WASHINGTON – President Donald Trump congratulated Attorney General William Barr on Wednesday for intervening to lower the Justice Department's sentencing recommendation for the president's longtime friend Roger Stone, calling his prosecution "a disgrace" for which Stone deserves an apology.
In sharply worded tweets and comments to reporters, Trump dismissed criticism that the Justice Department was abandoning its traditional independence by responding to his unhappiness with the recommendation that Stone serve up to nine years in prison for obstructing a congressional inquiry.

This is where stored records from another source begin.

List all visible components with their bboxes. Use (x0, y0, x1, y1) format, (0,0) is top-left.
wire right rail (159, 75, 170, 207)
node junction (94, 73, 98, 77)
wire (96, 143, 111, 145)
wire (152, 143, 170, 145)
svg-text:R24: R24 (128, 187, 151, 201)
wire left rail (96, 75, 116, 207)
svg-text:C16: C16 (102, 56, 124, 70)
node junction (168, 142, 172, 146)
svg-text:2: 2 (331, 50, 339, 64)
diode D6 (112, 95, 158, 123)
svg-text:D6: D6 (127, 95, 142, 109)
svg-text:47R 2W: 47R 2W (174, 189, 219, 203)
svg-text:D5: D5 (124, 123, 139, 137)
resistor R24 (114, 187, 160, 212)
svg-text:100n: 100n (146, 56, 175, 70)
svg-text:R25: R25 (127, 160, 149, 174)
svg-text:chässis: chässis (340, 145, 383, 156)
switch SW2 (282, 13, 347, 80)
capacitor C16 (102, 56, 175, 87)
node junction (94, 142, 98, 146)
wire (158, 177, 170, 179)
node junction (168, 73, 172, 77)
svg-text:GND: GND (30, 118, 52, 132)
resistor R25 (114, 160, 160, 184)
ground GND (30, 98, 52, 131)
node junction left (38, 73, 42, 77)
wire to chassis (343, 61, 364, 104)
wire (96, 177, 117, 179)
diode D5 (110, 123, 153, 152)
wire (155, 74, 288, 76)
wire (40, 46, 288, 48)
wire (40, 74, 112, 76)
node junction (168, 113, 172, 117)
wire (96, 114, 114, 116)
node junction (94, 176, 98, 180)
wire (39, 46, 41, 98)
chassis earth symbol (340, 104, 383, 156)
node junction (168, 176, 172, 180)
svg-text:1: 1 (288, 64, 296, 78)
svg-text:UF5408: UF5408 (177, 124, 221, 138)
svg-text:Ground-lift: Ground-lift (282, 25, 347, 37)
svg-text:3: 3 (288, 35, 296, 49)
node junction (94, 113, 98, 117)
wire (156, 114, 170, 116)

"Congratulations to Attorney General Bill Barr for taking charge of a case that was totally out of control and perhaps should not have even been brought," Trump tweeted. He compared the Stone case to the Russia investigation led by Robert Mueller, the special counsel, contending Mueller's work was "improperly brought & tainted.''
Trump's comments came less than 24 hours after four career prosecutors withdrew from the Stone case after senior officials at the department overruled the seven- to nine-year term they had recommended Stone receive. One of the prosecutors also resigned from the Justice Department, where he worked in the public integrity section.
The reaction by the prosecutors and the president's subsequent comments roiled Washington for a second day as Democratic lawmakers, former law enforcement officials and ethics watchdog groups accused Trump of abusing the power of his office to influence the Justice Department in a continuing criminal case.
Eric Holder, who served as attorney general under President Barack Obama, called the situation "unprecedented." Walter Shaub, former director of the Office of Government Ethics, likened Tuesday's actions by Trump and the Justice Department to those in countries with authoritarian regimes.
"A corrupt authoritarian and his henchmen are wielding the Justice Department as a shield for friends and a sword for political rivals," Shaub said Wednesday in a Twitter post. "It is impossible to overstate the danger."
Most Republicans in Congress have shown little reaction to Barr getting directly involved in a sentencing recommendation for a Trump associate.
"I do not have an opinion on that," Senator Mitch McConnell, Republican of Kentucky and the majority leader, told reporters at his weekly news conference.
Stone was convicted in November of obstructing the House Intelligence Committee's examination of Russian interference in the 2016 election by lying to investigators under oath and trying to block the testimony of a witness who would have exposed his lies.
The initial sentencing recommendation for Stone was filed late Monday. On Tuesday, it was amended and refiled stating that the earlier version "did not accurately reflect the Department of Justice's position on what would be a reasonable sentence in this matter." The department then gave no new suggestion on the length of the sentence.
The department's action followed a Fox News report on the recommendation and a Twitter post by Trump in which he called it a "horrible and very unfair situation."
The decision to override the recommended sentence was made by officials from the offices of Barr and the deputy attorney general. The Justice Department said Tuesday that the case was not discussed with anyone at the White House.
Speaking to reporters Wednesday, Trump denied that his tweet about Barr was political and called the prosecution of Stone "a disgrace."
Asked whether he would pardon Stone, the president said, "I don't want to say that yet, but I tell you what: People were hurt viciously and badly by these corrupt people."
He added that he thought it was unfair that prosecutors recommended that Stone be sentenced to nine years in prison when James Comey, the former FBI director, had not been jailed. He said that prosecutors "ought to apologize to him."
"You have murderers and drug addicts that don't get nine years," the president said.
Presidents have typically avoided interfering in Justice Department decisions to avoid allegations of improper influence, although there is no law against it. Trump has publicly inserted himself into several department matters, in some instances to protect friends like Stone and to direct investigations into his political rivals.
The president has also demanded loyalty from his subordinates and has repeatedly praised Barr's leadership of the department.
But the unusual step of overruling the decisions of career prosecutors, particularly in such a politically charged case, reinforced concerns by Democrats and others that Trump was tipping the scales of justice in favor of his interests.
"I do not take a position on the proper prison term for Mr. Stone, but it would be a blatant abuse of power if President Trump has in fact intervened to reverse the recommendations of career prosecutors at the Department of Justice," said House Intelligence Committee Chairman Adam Schiff, D-Calif., who led the impeachment of the president.
Holder said in a Twitter post early Wednesday, "This affects the rule of law and respect for it."
"Do not underestimate the danger of this situation: the political appointees in the DOJ are involving themselves in an inappropriate way in cases involving political allies of the President," he added.